Gary Peacock - Tales of another
Gary Peacock - (1935)
Par Olivier Douville
New York, 1977-02-00ECM - CD - Orchestre : Gary Peacock (contrebasse et leader) ; Keith Jarret (piano) ; Jack de Johnette (batterie)
Ce trio absolument magique, même si aujourd’hui un peu se reposant sur ses ficelles - mais avec tant de charme et d’esbroufe, a gravé il y a quelques trente années un monument du jazz, et, partant, de la musique contemporaine.
Gary Peacock, le bassiste, commence par l’étude du piano et de la batterie : il est déjà un trio à lui seul – il a aussi pratiqué le bugle. Il fait son apprentissage de la musique afro-américaine en compagnie du parangon du jazz californien, ces pionniers de la tendance cool et apparenté (Shelly Manne, Hamlpton Hawes) avant de se frotter aux début du free jazz, en passant entre temps par les saxophonistes Sonny Rollins et Roland Kirk. Il donne le meilleur de lui-même avec le très libre et lyrique Albert Ayler (le plus émouvant et insolite des grands free jazzmen). S’il s’éloigne peu de temps de la planète jazz, goûtant au japon les joies singulières de la philosophie Zen, il y revient en la compagnie des pianistes Paul Bley et Keith Jarret.

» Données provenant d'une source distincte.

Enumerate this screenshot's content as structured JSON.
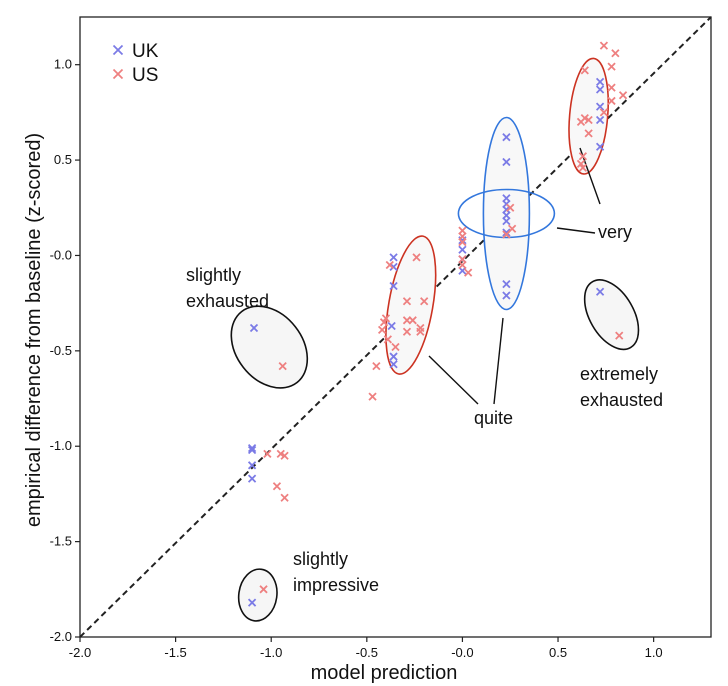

Expressivité, profondeur du son, grande liberté du rythme, écoute de l’autre : ses indéniables qualités de soliste et d’accompagnateurs sont portées à leur point d’incandescence dans ce disque. « Ce qui n’a pas encore été beaucoup approché, et qui sera désormais plus exploité, c’est l’utilisation de l’espace à la place de la présence » . Peacock parle ainsi de sa démarche musicale. Jamais plus aboutie qu’ici. Loin de se complaire en une démonstration puérile de virtuosité, les musiciens tendent, en toute discrétion, vers une osmose que camouflent, pour les oreilles superficielles qui confondent jazz et musique d’ameublement, les joliesses sucrées des thèmes. Chacun y fait, à la façon d’un alchimiste, du simple à partir du complexe. Un art du dialogue où personne ne se met en avant, ni ne se cantonne dans le rôle d’un faire valoir.
Il fallait l’envergure et la maîtrise d’un Peacock pour calmer les penchants de diva de ses deux comparses.
Cet album généreux et exigeant suppose des auditeurs disponibles.